For the first time in 20 years, 30-year fixed rates hit 7%
The last time 30-yr fixed mortgages were at 7%, the world was very different place:
- Gas was $1.36/gallon
- “Friends” was still on TV
- The iPod was Apple’s latest gizmo
- Tom Brady won his 1st Super Bowl
But what’s also drastically different compared to 2002 is our real estate market. 20 years ago, the median price for a Sacramento home was $187,000. That was relatively affordable even with rates at 7%. Today with rates at 7%; not so much. Let’s compare the then & now numbers.
Today, home values are almost 200% higher than they were 20 years ago while income is only marginally up 62% higher. All that translates to is instead of 34% of a household income going to a mortgage payment, it is now standing at an unsustainable 57%. Something has to give.
Let’s compare this percentage of income to what the market was at the last peak of the real estate cycle in 2005.
Home values were less & annual income was less but as a percentage, today’s household’s monthly income going towards a mortgage payment is higher than the levels in in 2005. That is a very troubling statistic. Something is going to break. Something has to change from these 2022 numbers. They are not sustainable. 1 of 2 things is going to happen: home prices have to come down or interest rates have to come down. Let me show you by how much.
How about a middle-of-the-road number of 45% as an acceptable mortgage payment-to-income ratio. To get to that number, home values need come down to $420K in Sacramento County. That’s a 21% drop from where they are right now. Keep in mind from 2005 to 2011, home values in Sacramento County decreased by more than 50%. To have a 21% correction, its not quite as deep of a crash as what we saw, but its very certainly possible to see them come down quite a bit if interest rates stay at these elevated levels at 7%.
Now, if interest rates come down then affordability is obviously aided by paying less in interest & you can pay more for a house. For home prices to remain at their current levels, 30-yr rates will need to fall down to 4% to get that percentage of income to acceptable 44-45% range.
Which is going to happen? I don’t know. We’re going to have to see as we go into Q4 here and see what happens with inflation. See what happens with buyer demand. There’s so many factors that go into impacting the health of the real estate market. But in the present moment right now with prices where they are at, with interest rates where they are at, we are at an unhealthy level.
If I had to guess, its going to be a combination of both prices and interest rates falling in the next 3-6 months for us to find a little bit more of a healthy footing for our real estate market. I know I just showed you Sacramento numbers, but this is an issue statewide and, arguably, nationwide.
What do you think, though? I’d love to see some comments down below. Tell me what your forecast is & we’ll all be on the edge of our seats here as we go into Q4 of 2022. As always, I appreciate you taking the time to watch my videos & read my posts.
Look out for more.

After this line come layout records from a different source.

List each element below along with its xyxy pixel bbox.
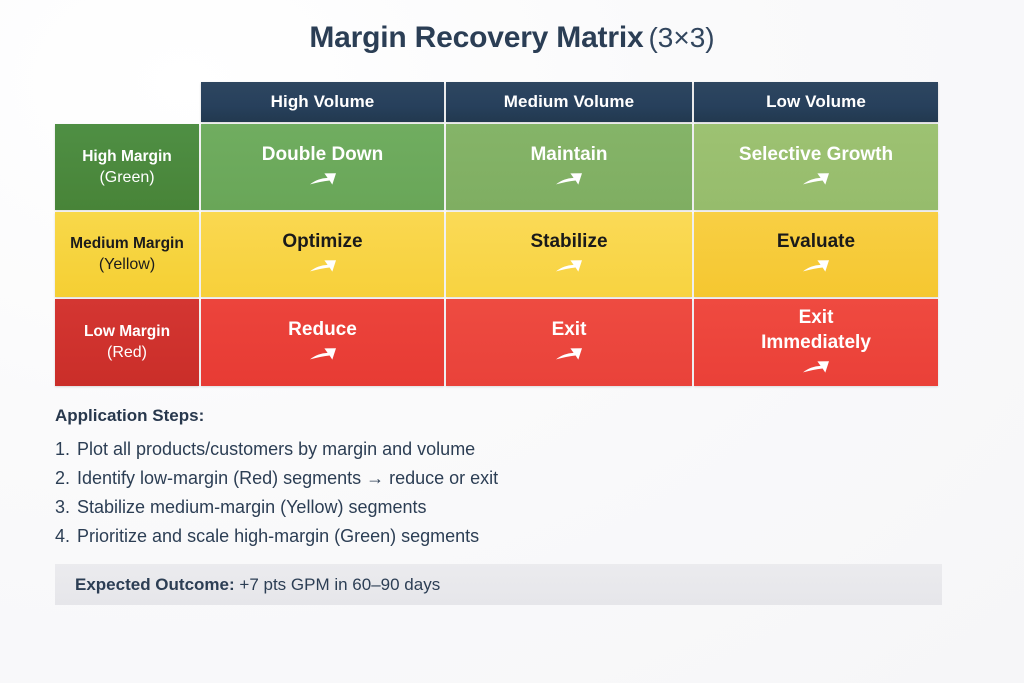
row-header-line1: High Margin: [82, 147, 172, 165]
matrix-cell-label: Exit Immediately: [761, 306, 871, 353]
row-header-line2: (Green): [99, 168, 155, 186]
matrix-cell-label: Evaluate: [776, 231, 856, 252]
matrix-cell-medium-margin-high-volume[interactable]: Optimize: [201, 212, 444, 297]
column-header-label: Medium Volume: [503, 92, 635, 111]
step-number: 1.: [55, 439, 71, 459]
row-header-line1: Medium Margin: [70, 235, 184, 252]
expected-outcome-label: Expected Outcome:: [75, 574, 235, 594]
column-header-label: Low Volume: [766, 92, 866, 111]
application-steps-section: Application Steps: 1. Plot all products/…: [55, 403, 775, 551]
step-text: Plot all products/customers by margin an…: [77, 439, 476, 459]
trend-up-arrow-icon: [801, 169, 831, 189]
matrix-cell-label: Maintain: [530, 143, 608, 165]
step-text: Identify low-margin (Red) segments → red…: [77, 468, 499, 488]
matrix-cell-high-margin-medium-volume[interactable]: Maintain: [446, 124, 692, 210]
matrix-cell-medium-margin-medium-volume[interactable]: Stabilize: [446, 212, 692, 297]
matrix-cell-label: Stabilize: [530, 231, 608, 252]
row-header-low-margin: Low Margin (Red): [55, 299, 199, 386]
step-number: 2.: [55, 468, 71, 488]
matrix-corner-blank: [55, 82, 199, 122]
step-number: 3.: [55, 497, 71, 517]
margin-recovery-matrix: High Volume Medium Volume Low Volume Hig…: [55, 82, 938, 386]
matrix-cell-label: Reduce: [288, 319, 357, 340]
matrix-cell-low-margin-medium-volume[interactable]: Exit: [446, 299, 692, 386]
expected-outcome-text: Expected Outcome: +7 pts GPM in 60–90 da…: [75, 574, 440, 596]
step-item: 4. Prioritize and scale high-margin (Gre…: [55, 522, 775, 551]
step-text: Stabilize medium-margin (Yellow) segment…: [77, 497, 427, 517]
step-item: 1. Plot all products/customers by margin…: [55, 435, 775, 464]
step-text: Prioritize and scale high-margin (Green)…: [77, 526, 480, 546]
step-item: 3. Stabilize medium-margin (Yellow) segm…: [55, 493, 775, 522]
trend-up-arrow-icon: [308, 344, 338, 364]
matrix-cell-label: Exit: [551, 319, 587, 340]
step-item: 2. Identify low-margin (Red) segments → …: [55, 464, 775, 493]
row-header-line1: Low Margin: [83, 323, 171, 340]
trend-up-arrow-icon: [801, 256, 831, 276]
row-header-line2: (Red): [106, 344, 147, 361]
column-header-medium-volume: Medium Volume: [446, 82, 692, 122]
matrix-cell-low-margin-high-volume[interactable]: Reduce: [201, 299, 444, 386]
matrix-cell-high-margin-low-volume[interactable]: Selective Growth: [694, 124, 938, 210]
column-header-label: High Volume: [270, 92, 375, 111]
trend-up-arrow-icon: [308, 256, 338, 276]
column-header-low-volume: Low Volume: [694, 82, 938, 122]
page-title-suffix: (3×3): [648, 22, 715, 53]
application-steps-heading: Application Steps:: [55, 406, 205, 425]
page-title: Margin Recovery Matrix (3×3): [0, 18, 1024, 58]
matrix-cell-label: Double Down: [261, 143, 384, 165]
matrix-cell-label: Selective Growth: [738, 143, 894, 165]
expected-outcome-value: +7 pts GPM in 60–90 days: [239, 574, 441, 594]
row-header-medium-margin: Medium Margin (Yellow): [55, 212, 199, 297]
expected-outcome-bar: Expected Outcome: +7 pts GPM in 60–90 da…: [55, 564, 942, 605]
step-number: 4.: [55, 526, 71, 546]
trend-up-arrow-icon: [554, 256, 584, 276]
matrix-cell-high-margin-high-volume[interactable]: Double Down: [201, 124, 444, 210]
trend-up-arrow-icon: [308, 169, 338, 189]
page-title-main: Margin Recovery Matrix: [309, 21, 644, 54]
row-header-high-margin: High Margin (Green): [55, 124, 199, 210]
matrix-cell-medium-margin-low-volume[interactable]: Evaluate: [694, 212, 938, 297]
trend-up-arrow-icon: [801, 357, 831, 377]
trend-up-arrow-icon: [554, 344, 584, 364]
row-header-line2: (Yellow): [98, 256, 156, 273]
column-header-high-volume: High Volume: [201, 82, 444, 122]
trend-up-arrow-icon: [554, 169, 584, 189]
matrix-cell-label: Optimize: [282, 231, 363, 252]
matrix-cell-low-margin-low-volume[interactable]: Exit Immediately: [694, 299, 938, 386]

I’ll keep you updated with market analysis here at MattsMemos.com.
5 thoughts on “7% Rates Mean Trouble Ahead For Market”

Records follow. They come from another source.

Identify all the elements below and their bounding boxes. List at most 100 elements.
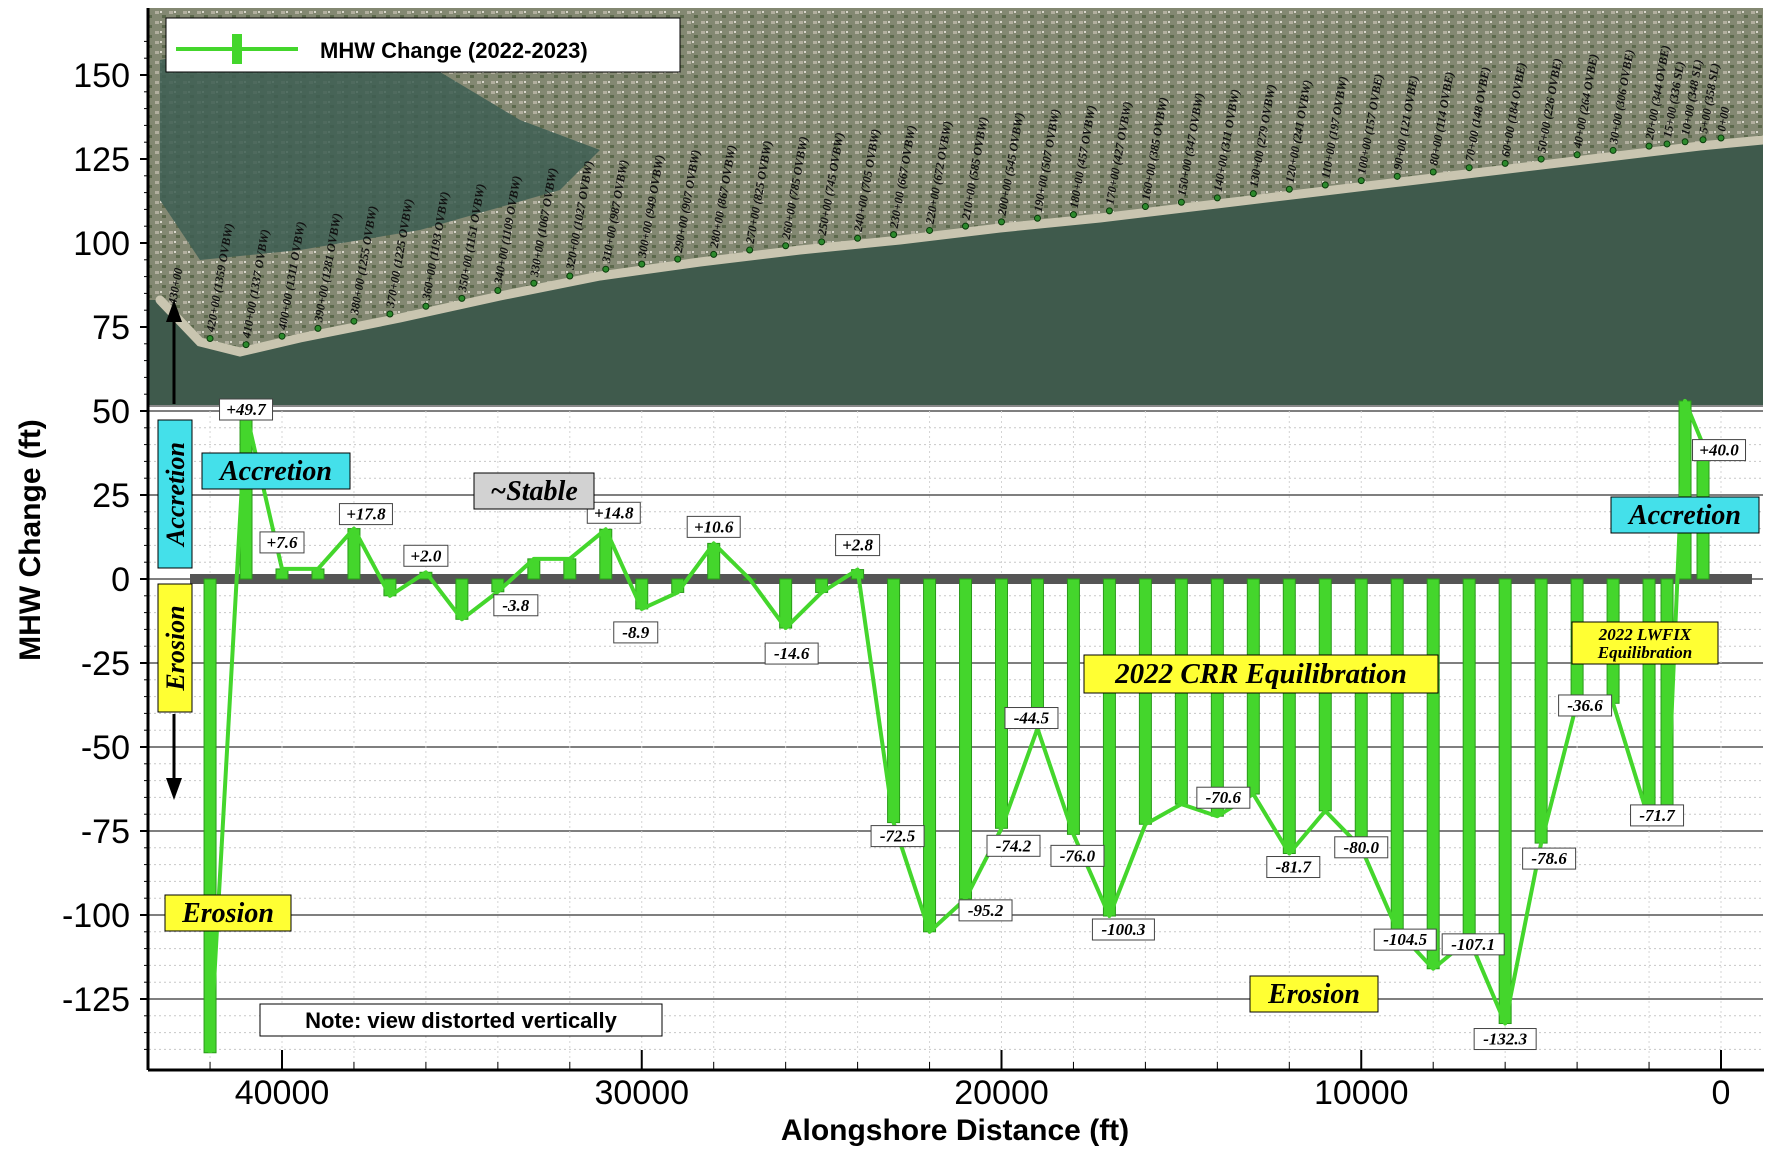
gridlines [149, 405, 1763, 1070]
station-marker [890, 231, 898, 239]
data-label: -95.2 [958, 899, 1013, 922]
station-marker [962, 222, 970, 230]
data-label-box [835, 534, 881, 557]
y-tick-label: 150 [73, 57, 130, 95]
data-label-box [1334, 836, 1389, 859]
data-label-text: -80.0 [1344, 838, 1380, 857]
station-marker [242, 341, 250, 349]
arrow-up-icon [166, 300, 182, 404]
station-marker [1645, 142, 1653, 150]
x-tick-label: 10000 [1314, 1074, 1409, 1112]
data-label-text: +10.6 [694, 517, 734, 536]
data-bar [995, 578, 1008, 829]
data-bar [1534, 578, 1548, 844]
data-label-text: -132.3 [1483, 1030, 1527, 1049]
data-bar [1210, 578, 1224, 817]
series-line [208, 398, 1705, 1053]
data-label: -71.7 [1630, 804, 1685, 827]
data-label-text: +7.6 [267, 533, 298, 552]
station-label: 0+00 [1714, 106, 1732, 133]
y-axis-title: MHW Change (ft) [14, 419, 47, 661]
svg-text:Note: view distorted verticall: Note: view distorted vertically [305, 1008, 618, 1033]
data-label-text: +2.8 [842, 536, 873, 555]
y-tick-label: 25 [92, 477, 130, 515]
station-marker [1285, 185, 1293, 193]
data-label: +40.0 [1692, 439, 1747, 462]
x-axis-title: Alongshore Distance (ft) [781, 1114, 1129, 1147]
y-tick-label: -125 [62, 981, 130, 1019]
data-label: -8.9 [613, 621, 659, 644]
data-label-text: -71.7 [1639, 806, 1676, 825]
station-marker [710, 250, 718, 258]
station-marker [350, 317, 358, 325]
data-label-box [219, 398, 274, 421]
data-bar [923, 578, 937, 933]
data-label: -74.2 [986, 834, 1041, 857]
station-marker [1141, 203, 1149, 211]
data-label: +17.8 [338, 503, 393, 526]
data-label-text: -36.6 [1567, 696, 1603, 715]
annotation-erosion-right: Erosion [1249, 975, 1379, 1013]
station-marker [782, 242, 790, 250]
data-label-box [1473, 1028, 1537, 1051]
legend-bar-icon [232, 34, 242, 64]
station-marker [314, 324, 322, 332]
annotation-crr-equilibration: 2022 CRR Equilibration [1083, 654, 1439, 694]
y-tick-label: -25 [81, 645, 130, 683]
station-marker [926, 226, 934, 234]
station-marker [1429, 168, 1437, 176]
data-label-box [1004, 707, 1059, 730]
data-label-box [259, 531, 305, 554]
data-bar [1390, 578, 1404, 931]
data-label-box [1091, 918, 1155, 941]
y-tick-label: -100 [62, 897, 130, 935]
aerial-marsh [160, 40, 600, 260]
data-label: +2.8 [835, 534, 881, 557]
data-label-text: -74.2 [996, 836, 1032, 855]
station-marker [746, 246, 754, 254]
data-label-box [493, 594, 539, 617]
data-label: -104.5 [1373, 928, 1437, 951]
y-tick-label: -50 [81, 729, 130, 767]
note-box: Note: view distorted vertically [259, 1003, 663, 1037]
station-marker [422, 302, 430, 310]
station-marker [1681, 138, 1689, 146]
station-marker [530, 279, 538, 287]
y-tick-label: 125 [73, 141, 130, 179]
data-label-box [870, 825, 925, 848]
legend: MHW Change (2022-2023) [165, 17, 681, 73]
data-label: -100.3 [1091, 918, 1155, 941]
side-label-erosion: Erosion [157, 583, 193, 713]
data-label-text: -81.7 [1276, 858, 1313, 877]
data-bar [1354, 578, 1368, 849]
data-bar [1030, 578, 1044, 730]
data-label: -44.5 [1004, 707, 1059, 730]
data-bar [1426, 578, 1440, 970]
y-tick-label: 75 [92, 309, 130, 347]
data-label-box [338, 503, 393, 526]
data-label-box [1196, 786, 1251, 809]
svg-text:Erosion: Erosion [1267, 979, 1360, 1010]
data-bar [1282, 578, 1296, 855]
station-marker [1249, 190, 1257, 198]
data-label-text: -76.0 [1060, 846, 1096, 865]
annotation-erosion-left: Erosion [164, 894, 292, 932]
data-label: -14.6 [764, 642, 819, 665]
svg-text:Erosion: Erosion [181, 898, 274, 929]
data-label-box [586, 501, 641, 524]
data-label: +10.6 [686, 515, 741, 538]
x-tick-label: 40000 [235, 1074, 330, 1112]
data-bar [1066, 578, 1080, 835]
station-marker [1033, 214, 1041, 222]
data-label: -72.5 [870, 825, 925, 848]
data-label-box [1692, 439, 1747, 462]
legend-label: MHW Change (2022-2023) [320, 38, 588, 63]
data-label: -78.6 [1522, 847, 1577, 870]
data-label-text: -95.2 [968, 901, 1004, 920]
data-label-box [613, 621, 659, 644]
data-label-box [1522, 847, 1577, 870]
data-bar [1498, 578, 1512, 1025]
station-marker [854, 234, 862, 242]
station-marker [1357, 177, 1365, 185]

Matt. Great Analysis. Logical and simple to follow. Agree! Thanks, Matt
Thanks Chris. Good to know a smart guy like you agrees!!! Did you go to the Oktoberfest event this weekend? I was on campus for mass and saw the festivities.
Hi Matt, Yep. I was on clean up duty for Oktoberfest! I think another interesting way to consider home prices is the correlation between home prices and rental rates. Home prices should stay high if rents remain high…right? Like home prices, area rents have come up significantly, too. As home prices rise, affordability declines incenting more people to rent, driving up rental rates. On the way down, do you see rents as a leading or lagging indicator?

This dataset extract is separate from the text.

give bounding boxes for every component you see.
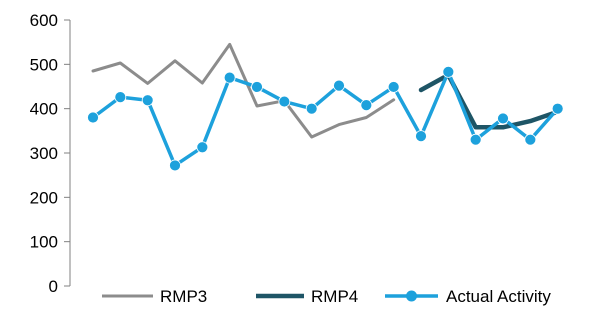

Since I don’t actively practice in the property management field I do not see the “front lines” activity of rental rates, but my hunch is they are not being propped up simply due to higher mortgage rates and home buying unaffordability.
Presently, nationwide single family home building “starts” are DOWN 15% year-over-year while multi-family building (ie-apartments) starts are UP 15%. In other words, builders are bringing more relative rental units to market than units for purchase. Granted these are nationwide numbers, but all it takes is a drive down E Bidwell to see the large number of apartment units being built locally to support this macro trend!
Due to the difference in the supply changes of these two products, we may see an inconsistent change in their prices in the market. Its conceivable we will see housing prices fall (due to decreased demand) and rental rates fall (due to increased supply).
A further step down the rabbit hole would consider migration trends (we all know someone who recently moved out of state), generational housing (older family members moving in with younger ones & visa versa), and homelessness (its a small piece of the housing pie, but there are more folks than ever not purchasing any form of housing) and how they could impact housing demand in the near future.
Happy to geek out more on this stuff with ya. Want to go grab a pint?
Great video and analysis of taking a complex issue and explaining it in an easy to follow presentation.